しかし、ストレスや感情の乱れ、不規則な生活、過度な飲酒などによって肝の機能が乱れると、さまざまな症状や体調不良が現れる可能性があります。
肝の乱れによる症状としては、以下のようなものがありますが、個人によって異なる場合があります:
※情緒の不安定やイライラ感
※疲労感や体力の低下
※頭痛やめまい、目のかすみなどの眼症状
※不眠や睡眠の浅さ、夢遊などの睡眠障害
※消化不良や食欲不振、胃腸の不快感
※生理不順や月経痛、乳房の不快感などの婦人科症状 肝の乱れを改善するために、以下のような漢方薬やアプローチが用いられます:
肝養薬(かんようやく):肝の機能を調整し、肝の健康をサポートするための漢方薬です。
具体的な薬剤としては、活命参(かつめいさん)、柴胡湯(さいことう)や加味逍遥散(かみしょうようさん)などがあります。
血行促進薬(けっこうそくしんやく):血液の循環を促進し、肝臓への血液供給を改善する漢方薬です。
血行促進効果のある薬剤としては、桂枝茯苓丸(けいしぶくりょうがん)や和漢薬(わかんやく)などがあります。
鎮静剤(ちんせいざい):肝のストレスや情緒の不安定を和らげるための漢方薬です。
肝の鎮静作用や心の安定効果のある薬剤としては、香蘇散(こうそさん)や能活精(のうかっせい)などが使用されます。
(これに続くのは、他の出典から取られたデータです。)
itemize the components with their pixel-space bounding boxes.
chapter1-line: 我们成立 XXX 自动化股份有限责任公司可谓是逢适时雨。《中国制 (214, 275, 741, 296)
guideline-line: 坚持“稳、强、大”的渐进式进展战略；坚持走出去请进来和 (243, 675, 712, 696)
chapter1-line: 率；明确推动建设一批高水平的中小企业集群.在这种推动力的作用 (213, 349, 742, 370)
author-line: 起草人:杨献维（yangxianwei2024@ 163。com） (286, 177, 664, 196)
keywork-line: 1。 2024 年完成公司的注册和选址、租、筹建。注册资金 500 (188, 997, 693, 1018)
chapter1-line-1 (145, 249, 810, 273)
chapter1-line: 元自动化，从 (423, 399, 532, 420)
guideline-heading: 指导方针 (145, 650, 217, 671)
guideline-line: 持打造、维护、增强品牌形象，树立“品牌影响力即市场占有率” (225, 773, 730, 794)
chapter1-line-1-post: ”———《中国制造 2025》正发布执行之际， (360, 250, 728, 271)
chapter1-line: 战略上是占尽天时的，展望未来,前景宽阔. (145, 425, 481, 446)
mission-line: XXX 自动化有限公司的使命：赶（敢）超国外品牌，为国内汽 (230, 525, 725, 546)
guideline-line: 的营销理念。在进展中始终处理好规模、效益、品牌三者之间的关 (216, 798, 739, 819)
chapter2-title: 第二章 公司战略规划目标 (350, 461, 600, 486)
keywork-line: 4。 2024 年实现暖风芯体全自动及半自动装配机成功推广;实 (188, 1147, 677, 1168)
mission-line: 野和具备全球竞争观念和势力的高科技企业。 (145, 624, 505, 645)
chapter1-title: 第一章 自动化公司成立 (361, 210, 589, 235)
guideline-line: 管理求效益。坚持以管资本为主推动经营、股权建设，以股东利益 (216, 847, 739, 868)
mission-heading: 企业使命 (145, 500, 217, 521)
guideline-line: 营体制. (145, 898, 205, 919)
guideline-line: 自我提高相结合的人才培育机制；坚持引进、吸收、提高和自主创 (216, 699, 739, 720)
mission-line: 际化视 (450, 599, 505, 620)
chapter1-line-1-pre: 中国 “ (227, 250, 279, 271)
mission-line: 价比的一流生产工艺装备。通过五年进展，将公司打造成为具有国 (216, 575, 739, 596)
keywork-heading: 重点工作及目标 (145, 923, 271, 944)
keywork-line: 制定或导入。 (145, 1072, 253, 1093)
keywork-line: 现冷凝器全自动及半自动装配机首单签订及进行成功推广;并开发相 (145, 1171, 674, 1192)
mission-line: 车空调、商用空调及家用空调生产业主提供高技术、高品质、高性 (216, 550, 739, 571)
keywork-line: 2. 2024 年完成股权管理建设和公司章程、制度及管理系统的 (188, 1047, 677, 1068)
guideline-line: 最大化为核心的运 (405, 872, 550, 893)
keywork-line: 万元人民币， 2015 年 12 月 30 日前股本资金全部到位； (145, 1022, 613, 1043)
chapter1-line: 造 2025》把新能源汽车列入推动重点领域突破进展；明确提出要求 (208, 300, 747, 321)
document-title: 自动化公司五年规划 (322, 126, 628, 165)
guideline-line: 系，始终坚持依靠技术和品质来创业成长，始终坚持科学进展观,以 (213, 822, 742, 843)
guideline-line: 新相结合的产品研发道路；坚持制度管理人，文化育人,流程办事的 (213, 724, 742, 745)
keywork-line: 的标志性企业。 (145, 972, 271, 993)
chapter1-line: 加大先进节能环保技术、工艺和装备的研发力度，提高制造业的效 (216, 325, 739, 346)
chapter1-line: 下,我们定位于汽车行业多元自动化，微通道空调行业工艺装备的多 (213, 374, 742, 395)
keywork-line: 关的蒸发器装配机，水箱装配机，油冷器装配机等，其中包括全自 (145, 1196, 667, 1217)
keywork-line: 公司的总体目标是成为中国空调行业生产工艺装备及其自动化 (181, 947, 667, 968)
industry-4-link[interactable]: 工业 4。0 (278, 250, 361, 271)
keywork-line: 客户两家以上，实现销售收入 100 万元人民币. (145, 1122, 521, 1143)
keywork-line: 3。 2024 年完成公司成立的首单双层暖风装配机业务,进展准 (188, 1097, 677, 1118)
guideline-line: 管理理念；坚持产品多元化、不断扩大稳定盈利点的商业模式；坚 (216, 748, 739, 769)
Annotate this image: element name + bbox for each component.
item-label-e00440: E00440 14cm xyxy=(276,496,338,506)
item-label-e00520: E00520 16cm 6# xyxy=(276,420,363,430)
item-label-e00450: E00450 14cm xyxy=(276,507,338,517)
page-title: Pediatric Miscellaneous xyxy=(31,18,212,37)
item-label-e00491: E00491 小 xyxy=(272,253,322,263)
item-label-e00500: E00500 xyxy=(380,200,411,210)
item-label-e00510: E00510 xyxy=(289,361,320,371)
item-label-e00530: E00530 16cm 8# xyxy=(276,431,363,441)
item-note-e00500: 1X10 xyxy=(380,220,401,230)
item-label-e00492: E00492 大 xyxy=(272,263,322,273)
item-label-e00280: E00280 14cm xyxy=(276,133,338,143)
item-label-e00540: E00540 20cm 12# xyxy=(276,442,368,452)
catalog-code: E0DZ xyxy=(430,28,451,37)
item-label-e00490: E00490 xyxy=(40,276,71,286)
生活習慣の改善:肝の乱れを改善するためには、健康な生活習慣を整えることも重要です。
ストレスの管理や適度な運動、規則正しい睡眠、バランスの取れた食事などが肝の健康に寄与します。
また、肝の乱れには食事や食材の選択も重要です。肝臓をサポートするためには、ビタミンB群やビタミンE、亜鉛などを含む食材を摂取することが推奨されます。
代表的な食材としては、レバー、緑黄色野菜、ナッツ類、豆類、海藻などが挙げられます。